Khan wrote that Narendra Modi's government's decision to scrap Article 370 "shows that India is no longer willing to pay even lip service to its international obligations."

"It is the logical culmination of the reign of terror unleashed by India on Kashmiris that began in 1947 and continues to this day, but which has assumed an even more virulent form since 2016."

"It is the people of Kashmir who are suffering while leaders and supporters of India's ruling Bharatiya Janata Party have cheered as their government has shut down internet services, electricity and telephone lines in Kashmir, and arrested hundreds of Kashmiri leaders."

He said August 5 "sounded the final death knell for India's increasingly tenuous claims to be a secular democracy."

"In fact, the right-wing BJP's project to remake India (not just occupied Kashmir) is neither secular nor democratic.
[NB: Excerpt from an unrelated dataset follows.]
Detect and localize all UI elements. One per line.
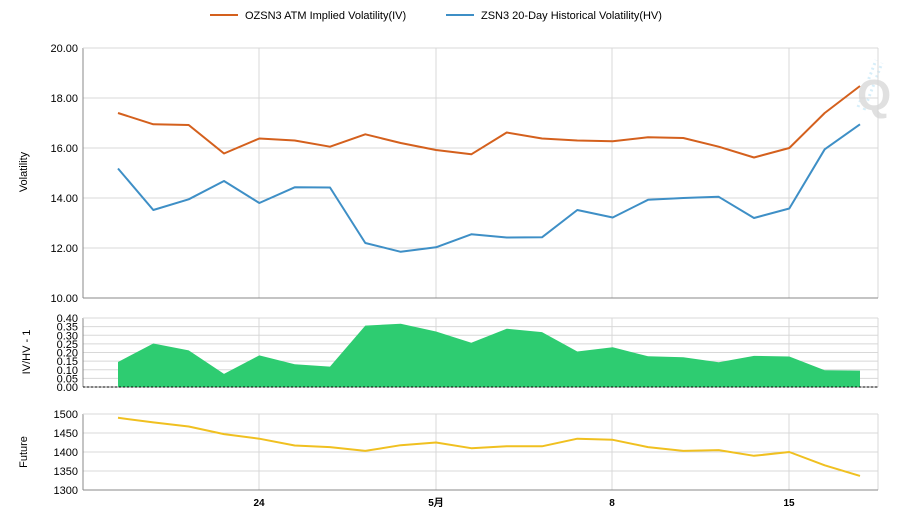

Instead, the BJP envisions a future in which India's long-suffering Muslims, Christians, lower-caste Hindus and other religious minorities and tribes are formally relegated to the status of unpersons."

Khan also addressed New Delhi's claims against Islamabad and said "India will [this time] not be able to trot out the familiar boogeymen of 'cross-border terrorism' and 'Pakistan' to draw attention away from the ugly reality of its occupation and oppression in Kashmir."

The ambassador criticised the BJP's "rash and irresponsible actions" which he said "have also put South Asia on the brink of conflict for the second time in less than six months."

"Prime Minister [Imran] Khan, who has made repeated offers of dialogue to India since assuming office last year, recently warned the international community of catastrophic consequences should India's latest act of recklessness lead to conflict. This, he stressed, is the reality of any conflict between the two countries that are armed with the weapons that both India and Pakistan possess."